Rund ein Viertel der Firmen aus der Ingenieurbranche beschäftigt laut einer Umfrage des Branchenverbandes der IT- und Telekommunikationsindustrie (Bitkom) inzwischen Spezialisten aus dem Ausland. Ein weiteres Viertel plant das für die Zukunft. Als ausschlaggebenden Grund dafür nennen zwei von drei Befragten den Fachkräftemangel. Dass Bewerber aus dem Ausland besser ausgebildet wären, sagt dagegen nicht einmal jeder Zweite.

Die Gesetze machen es den Unternehmen allerdings nicht gerade leicht, sich im Ausland nach Fachkräften umzusehen, vor allem, wenn sie in Nicht-EU-Staaten suchen. Das Zuwanderungsgesetz, das der Bundestag erst im Juni verschärft hat, schreibt vor, dass diese Fachkräfte mindestens 85.000 Euro pro Jahr verdienen müssen, um ein Lohndumping durch Billigimportarbeiter zu verhindern. Zudem müssen Unternehmen mindestens zehn solcher Arbeitsplätze schaffen, also knapp eine Million Euro investieren.
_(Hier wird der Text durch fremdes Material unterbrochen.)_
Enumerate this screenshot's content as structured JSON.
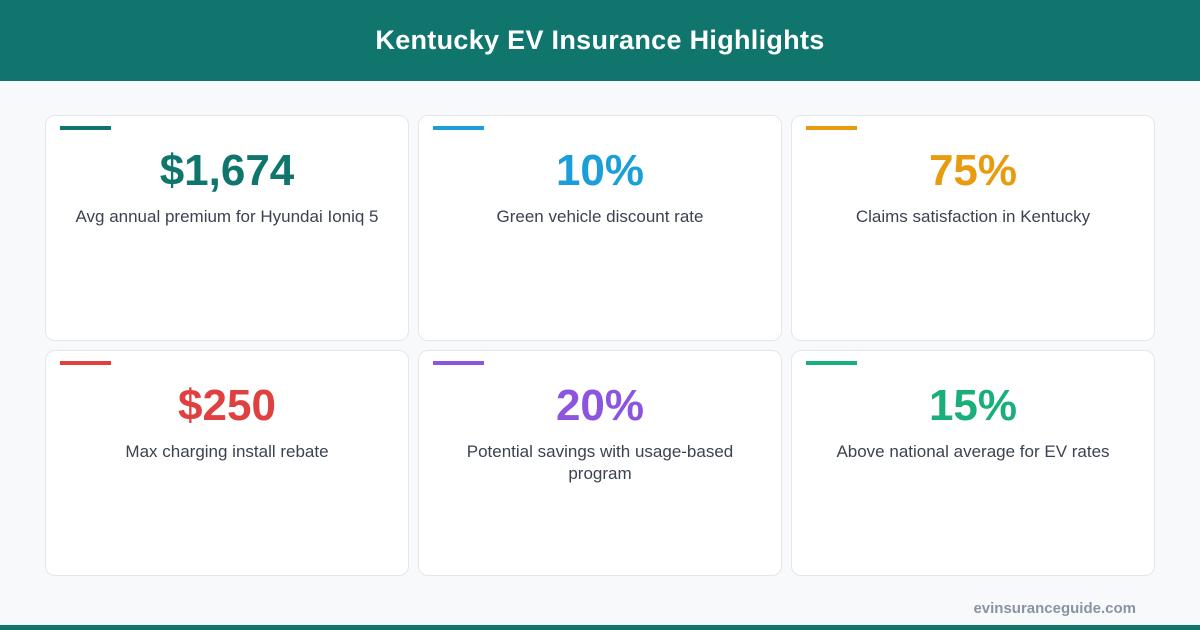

Das ist für viele Mittelständler nicht zu realisieren. Bisher verhindere das Gesetz das Anheuern dringend benötigter Leute regelrecht, klagen Industrieverbände. Bitkom-Präsident Bernhard Rohleder mahnt, wie kontraproduktiv es sei, weil der deutschen Wirtschaft zusätzliche Arbeitsplätze verloren gingen, denn »jeder Greencard-Besitzer schafft 2,5 Stellen in seinem Unternehmen«.
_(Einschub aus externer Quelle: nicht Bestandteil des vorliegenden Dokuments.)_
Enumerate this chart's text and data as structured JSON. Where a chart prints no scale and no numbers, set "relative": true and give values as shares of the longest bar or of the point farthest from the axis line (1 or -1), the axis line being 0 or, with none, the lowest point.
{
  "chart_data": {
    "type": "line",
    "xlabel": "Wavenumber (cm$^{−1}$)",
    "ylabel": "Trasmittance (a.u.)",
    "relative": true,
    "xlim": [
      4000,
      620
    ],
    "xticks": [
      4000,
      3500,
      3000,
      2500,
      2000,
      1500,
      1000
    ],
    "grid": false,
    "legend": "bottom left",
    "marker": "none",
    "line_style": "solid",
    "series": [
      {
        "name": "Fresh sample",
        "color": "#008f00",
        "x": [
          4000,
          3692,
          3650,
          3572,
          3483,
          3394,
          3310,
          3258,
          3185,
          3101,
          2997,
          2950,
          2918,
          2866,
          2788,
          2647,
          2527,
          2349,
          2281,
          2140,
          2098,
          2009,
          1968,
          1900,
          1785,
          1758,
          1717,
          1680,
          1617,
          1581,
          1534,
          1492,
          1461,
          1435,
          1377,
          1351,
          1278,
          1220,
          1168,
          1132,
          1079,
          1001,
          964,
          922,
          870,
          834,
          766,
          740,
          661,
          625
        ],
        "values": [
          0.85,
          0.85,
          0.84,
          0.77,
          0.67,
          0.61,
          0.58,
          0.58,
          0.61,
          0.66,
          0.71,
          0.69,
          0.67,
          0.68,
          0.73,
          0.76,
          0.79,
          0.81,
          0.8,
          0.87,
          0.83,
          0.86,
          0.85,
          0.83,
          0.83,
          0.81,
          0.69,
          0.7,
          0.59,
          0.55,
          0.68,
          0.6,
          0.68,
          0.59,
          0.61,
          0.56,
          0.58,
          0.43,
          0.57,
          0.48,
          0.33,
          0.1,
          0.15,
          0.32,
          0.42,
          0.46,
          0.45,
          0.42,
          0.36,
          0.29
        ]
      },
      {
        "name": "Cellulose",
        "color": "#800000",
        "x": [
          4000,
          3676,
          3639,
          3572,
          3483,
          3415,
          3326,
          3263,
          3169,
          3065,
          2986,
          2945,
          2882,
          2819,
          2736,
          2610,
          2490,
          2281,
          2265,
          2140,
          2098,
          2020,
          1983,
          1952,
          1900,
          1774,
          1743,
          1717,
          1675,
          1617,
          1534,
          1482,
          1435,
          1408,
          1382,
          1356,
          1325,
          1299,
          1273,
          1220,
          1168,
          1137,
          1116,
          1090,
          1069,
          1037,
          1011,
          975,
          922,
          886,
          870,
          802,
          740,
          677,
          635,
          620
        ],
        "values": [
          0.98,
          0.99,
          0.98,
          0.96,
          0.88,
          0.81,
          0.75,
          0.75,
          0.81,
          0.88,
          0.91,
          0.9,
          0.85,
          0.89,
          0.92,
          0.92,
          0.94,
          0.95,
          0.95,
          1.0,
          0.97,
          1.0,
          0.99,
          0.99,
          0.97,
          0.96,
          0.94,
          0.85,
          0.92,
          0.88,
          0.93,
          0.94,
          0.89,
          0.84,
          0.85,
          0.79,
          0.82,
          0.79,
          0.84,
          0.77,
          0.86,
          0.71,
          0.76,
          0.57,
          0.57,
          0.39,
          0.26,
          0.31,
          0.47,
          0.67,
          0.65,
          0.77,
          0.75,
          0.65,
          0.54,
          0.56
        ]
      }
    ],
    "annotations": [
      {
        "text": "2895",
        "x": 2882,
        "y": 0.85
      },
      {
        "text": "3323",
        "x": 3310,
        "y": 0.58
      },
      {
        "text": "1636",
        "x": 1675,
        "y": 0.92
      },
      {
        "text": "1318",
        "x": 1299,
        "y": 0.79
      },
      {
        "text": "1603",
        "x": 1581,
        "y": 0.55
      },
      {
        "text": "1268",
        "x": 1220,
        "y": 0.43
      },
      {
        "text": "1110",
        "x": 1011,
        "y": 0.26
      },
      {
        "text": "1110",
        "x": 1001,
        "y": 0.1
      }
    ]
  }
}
Für das Ingenieurbüro Oehmichen & Bürgers gilt die 85.000-Euro-Regel nicht, dafür aber eine noch strengere. »Weil unsere Mitarbeiter nicht nur bei uns im Hause arbeiten, sondern auch direkt in den Räumen der Kunden, dürfen wir nur EU-Bürger oder deutsche Staatsangehörige einstellen«, erklärt Dückers. Er sucht daher in Europa, aber auch in Kasachstan, Lettland und der Ukraine nach Jungingenieuren mit deutschen Vorfahren und deutschem Pass. Dann bleibt nur noch die Sprache als Hürde, um sie hier einzubinden. »Wenn sie aus deutschen Familien kommen, mal ein Semester hier studiert haben und sich hier Vereine suchen, funktioniert das in der Regel reibungslos«, sagt er. Selten gibt es mal einen Mitarbeiter, der sich nur mit ukrainischen Freunden umgibt. Dem wird dann ein Deutschkurs angeboten: »Er muss gewillt sein, die Sprache zu sprechen, sonst geht es nicht.« Einen Tipp hat Dückers noch für künftige Ingenieure: Sie sollten antizyklisch studieren und jetzt auf die Branchen setzen, die gerade keinen Mangel leiden. Denn das sind diejenigen, denen übermorgen die Fachkräfte ausgehen, während all jene, die jetzt am lautesten jammern, in einigen Jahren vielleicht eine Bewerberschwemme zu erwarten haben.